“The New Tyranny: Carbon Monoxide Detectors?”

This story reminds me that, when I was in grad school, the state of Massachusetts instituted a seat-belt law which became a big controversy. A local talk show host made it his pet project to shoot down the law, and he succeeded! There was a ballot initiative and the voters repealed the seat belt law. A few years later the law returned (it was somehow tied in with Federal highway funding, I think, the same way they managed to get all the states to up the drinking age to 21), and, oddly enough, nobody seemed to care the second time around.

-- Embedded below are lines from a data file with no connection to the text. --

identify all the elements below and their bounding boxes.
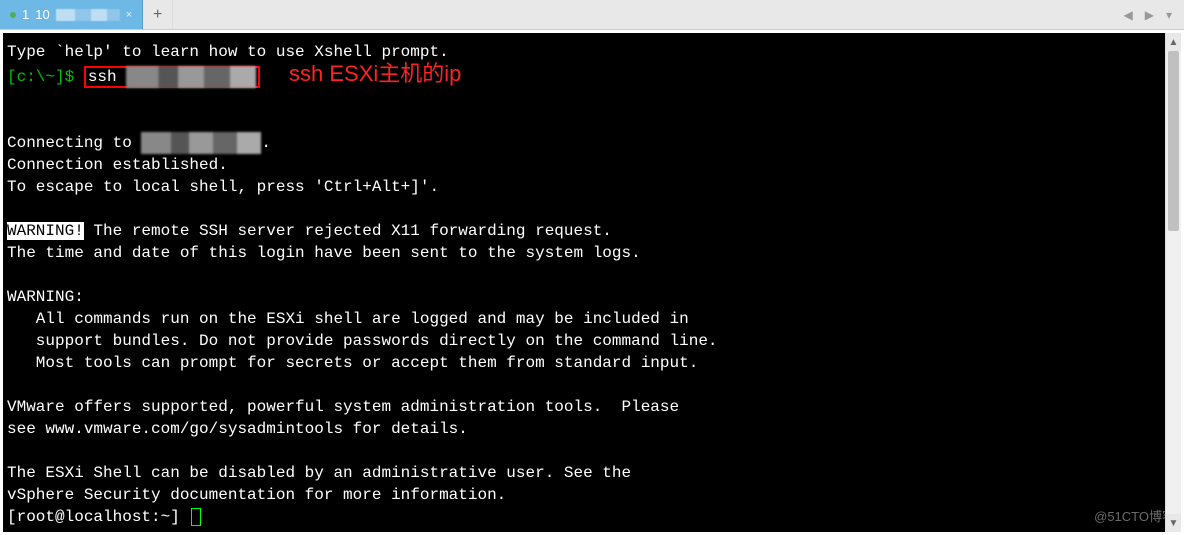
warning-badge: WARNING! <box>7 222 84 240</box>
tab-nav: ◀ ▶ ▾ <box>1120 0 1184 29</box>
scroll-up-button[interactable]: ▲ <box>1166 33 1181 51</box>
line-time-sent: The time and date of this login have bee… <box>7 244 641 262</box>
disable-line-1: The ESXi Shell can be disabled by an adm… <box>7 464 631 482</box>
terminal[interactable]: Type `help' to learn how to use Xshell p… <box>3 33 1181 532</box>
watermark: @51CTO博客 <box>1094 506 1175 528</box>
scroll-down-button[interactable]: ▼ <box>1166 514 1181 532</box>
new-tab-button[interactable]: + <box>143 0 173 29</box>
close-icon[interactable]: × <box>126 9 132 21</box>
warning-line-2: support bundles. Do not provide password… <box>7 332 718 350</box>
tab-bar: 1 10 × + ◀ ▶ ▾ <box>0 0 1184 30</box>
ssh-target-redacted: x <box>126 66 256 88</box>
tab-prev-button[interactable]: ◀ <box>1120 6 1137 24</box>
scroll-thumb[interactable] <box>1168 51 1179 231</box>
connecting-dots: . <box>261 134 271 152</box>
line-established: Connection established. <box>7 156 228 174</box>
line-connecting: Connecting to <box>7 134 141 152</box>
line-x11: The remote SSH server rejected X11 forwa… <box>84 222 612 240</box>
plus-icon: + <box>153 6 162 24</box>
app-window: 1 10 × + ◀ ▶ ▾ Type `help' to learn how … <box>0 0 1184 535</box>
tab-index: 1 <box>22 7 29 22</box>
local-prompt: [c:\~]$ <box>7 68 84 86</box>
tab-label-prefix: 10 <box>35 7 49 22</box>
connect-host-redacted: x <box>141 132 261 154</box>
disable-line-2: vSphere Security documentation for more … <box>7 486 506 504</box>
warning-line-3: Most tools can prompt for secrets or acc… <box>7 354 698 372</box>
tab-next-button[interactable]: ▶ <box>1141 6 1158 24</box>
ssh-cmd: ssh <box>88 68 126 86</box>
warning-line-1: All commands run on the ESXi shell are l… <box>7 310 689 328</box>
terminal-container: Type `help' to learn how to use Xshell p… <box>0 30 1184 535</box>
warning-header: WARNING: <box>7 288 84 306</box>
status-dot-icon <box>10 12 16 18</box>
session-tab[interactable]: 1 10 × <box>0 0 143 29</box>
offer-line-2: see www.vmware.com/go/sysadmintools for … <box>7 420 468 438</box>
cursor-icon <box>191 508 201 526</box>
line-help: Type `help' to learn how to use Xshell p… <box>7 43 449 61</box>
tab-menu-button[interactable]: ▾ <box>1162 6 1176 24</box>
scrollbar[interactable]: ▲ ▼ <box>1165 33 1181 532</box>
root-prompt: [root@localhost:~] <box>7 508 189 526</box>
offer-line-1: VMware offers supported, powerful system… <box>7 398 679 416</box>
tab-label-redacted <box>56 9 120 21</box>
ssh-command-highlight: ssh x <box>84 66 260 88</box>
annotation-text: ssh ESXi主机的ip <box>289 61 461 86</box>
line-escape: To escape to local shell, press 'Ctrl+Al… <box>7 178 439 196</box>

It’s funny how something can be a big political issue one year and nothing the next. I have no deep insights on the matter, but it’s worth remembering that these sorts of panics are nothing new. Recall E.S. Turner’s classic book, Roads to Ruin. I think there’s a research project in here, to understand what gets an issue to be a big deal and how it is that some controversies just fade away.

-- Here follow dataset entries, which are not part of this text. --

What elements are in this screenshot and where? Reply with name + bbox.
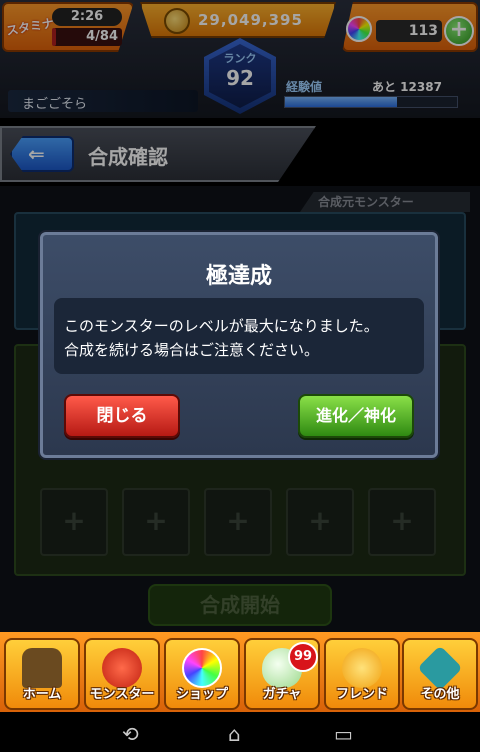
nav-label: フレンド — [335, 687, 388, 702]
nav-label: ガチャ — [262, 687, 302, 702]
monster-icon — [102, 648, 142, 688]
recents-icon[interactable]: ▭ — [334, 722, 353, 746]
nav-monster[interactable]: モンスター — [84, 638, 160, 710]
home-icon — [22, 648, 62, 688]
nav-label: その他 — [420, 687, 460, 702]
nav-home[interactable]: ホーム — [4, 638, 80, 710]
back-icon[interactable]: ⟲ — [122, 722, 139, 746]
nav-label: モンスター — [89, 687, 155, 702]
evolve-button[interactable]: 進化／神化 — [298, 394, 414, 438]
nav-label: ホーム — [22, 687, 62, 702]
dialog-message-line: このモンスターのレベルが最大になりました。 — [64, 317, 379, 335]
gacha-badge: 99 — [288, 642, 318, 672]
dialog-message: このモンスターのレベルが最大になりました。 合成を続ける場合はご注意ください。 — [64, 314, 416, 362]
shop-orb-icon — [182, 648, 222, 688]
nav-label: ショップ — [175, 687, 228, 702]
close-button[interactable]: 閉じる — [64, 394, 180, 438]
home-button-icon[interactable]: ⌂ — [228, 722, 241, 746]
nav-friend[interactable]: フレンド — [324, 638, 400, 710]
nav-other[interactable]: その他 — [402, 638, 478, 710]
friends-icon — [342, 648, 382, 688]
dialog-message-line: 合成を続ける場合はご注意ください。 — [64, 341, 320, 359]
dialog-title: 極達成 — [205, 264, 272, 289]
nav-shop[interactable]: ショップ — [164, 638, 240, 710]
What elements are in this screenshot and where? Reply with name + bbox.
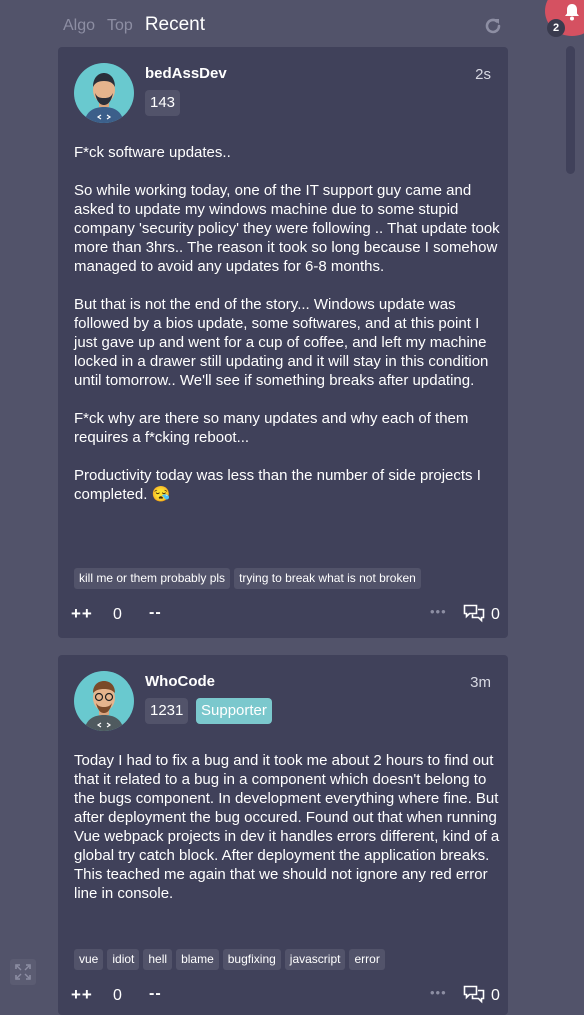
tag[interactable]: blame xyxy=(176,949,219,970)
feed-tabs: Algo Top Recent xyxy=(63,14,205,40)
rant-actions: ++ 0 -- ••• 0 xyxy=(71,604,501,628)
expand-icon xyxy=(15,964,31,980)
username[interactable]: bedAssDev xyxy=(145,65,227,82)
tag[interactable]: javascript xyxy=(284,949,346,970)
user-score-badge: 143 xyxy=(145,90,181,116)
upvote-button[interactable]: ++ xyxy=(71,604,93,624)
username[interactable]: WhoCode xyxy=(145,673,215,690)
tag[interactable]: hell xyxy=(143,949,173,970)
tab-top[interactable]: Top xyxy=(107,17,133,35)
vote-count: 0 xyxy=(113,987,122,1004)
avatar-image xyxy=(84,73,124,123)
tab-recent[interactable]: Recent xyxy=(145,14,205,36)
tag[interactable]: trying to break what is not broken xyxy=(234,568,421,589)
notification-count-badge: 2 xyxy=(547,19,565,37)
rant-text: F*ck software updates.. So while working… xyxy=(74,144,500,503)
rant-text: Today I had to fix a bug and it took me … xyxy=(74,752,504,902)
avatar-image xyxy=(84,681,124,731)
tag-list: vue idiot hell blame bugfixing javascrip… xyxy=(74,949,494,970)
bell-icon xyxy=(565,4,579,21)
comment-count: 0 xyxy=(491,987,500,1004)
upvote-button[interactable]: ++ xyxy=(71,985,93,1005)
tag[interactable]: idiot xyxy=(107,949,140,970)
refresh-icon[interactable] xyxy=(483,16,503,36)
user-score-badge: 1231 xyxy=(145,698,189,724)
post-time: 2s xyxy=(475,66,491,83)
post-time: 3m xyxy=(470,674,491,691)
more-options-icon[interactable]: ••• xyxy=(430,604,447,619)
vote-count: 0 xyxy=(113,606,122,623)
tag[interactable]: vue xyxy=(74,949,104,970)
tag[interactable]: bugfixing xyxy=(222,949,281,970)
scrollbar-thumb[interactable] xyxy=(566,46,575,174)
rant-card[interactable]: WhoCode 3m 1231 Supporter Today I had to… xyxy=(58,655,508,1015)
tag[interactable]: kill me or them probably pls xyxy=(74,568,231,589)
downvote-button[interactable]: -- xyxy=(149,985,162,1003)
more-options-icon[interactable]: ••• xyxy=(430,985,447,1000)
avatar[interactable] xyxy=(74,63,134,123)
comment-icon[interactable] xyxy=(463,604,485,624)
fullscreen-button[interactable] xyxy=(10,959,36,985)
scrollbar-track[interactable] xyxy=(566,45,575,1000)
tab-algo[interactable]: Algo xyxy=(63,17,95,35)
avatar[interactable] xyxy=(74,671,134,731)
rant-actions: ++ 0 -- ••• 0 xyxy=(71,985,501,1009)
comment-icon[interactable] xyxy=(463,985,485,1005)
downvote-button[interactable]: -- xyxy=(149,604,162,622)
comment-count: 0 xyxy=(491,606,500,623)
tag-list: kill me or them probably pls trying to b… xyxy=(74,568,494,589)
rant-card[interactable]: bedAssDev 2s 143 F*ck software updates..… xyxy=(58,47,508,638)
tag[interactable]: error xyxy=(349,949,385,970)
supporter-badge: Supporter xyxy=(196,698,272,724)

2 thoughts on ““The New Tyranny: Carbon Monoxide Detectors?”

  1. In my particular (Canadian) city, we have just had an example of when a debate seemed to have faded away but got pushed back to the front burner after 20 years and a good public health initiative was repealed.

    *sigh*

  2. Remember when flag-burning was a big issue, and there was a movement to make it unconstitutional to burn an American flag? These culture wars are just ridiculous.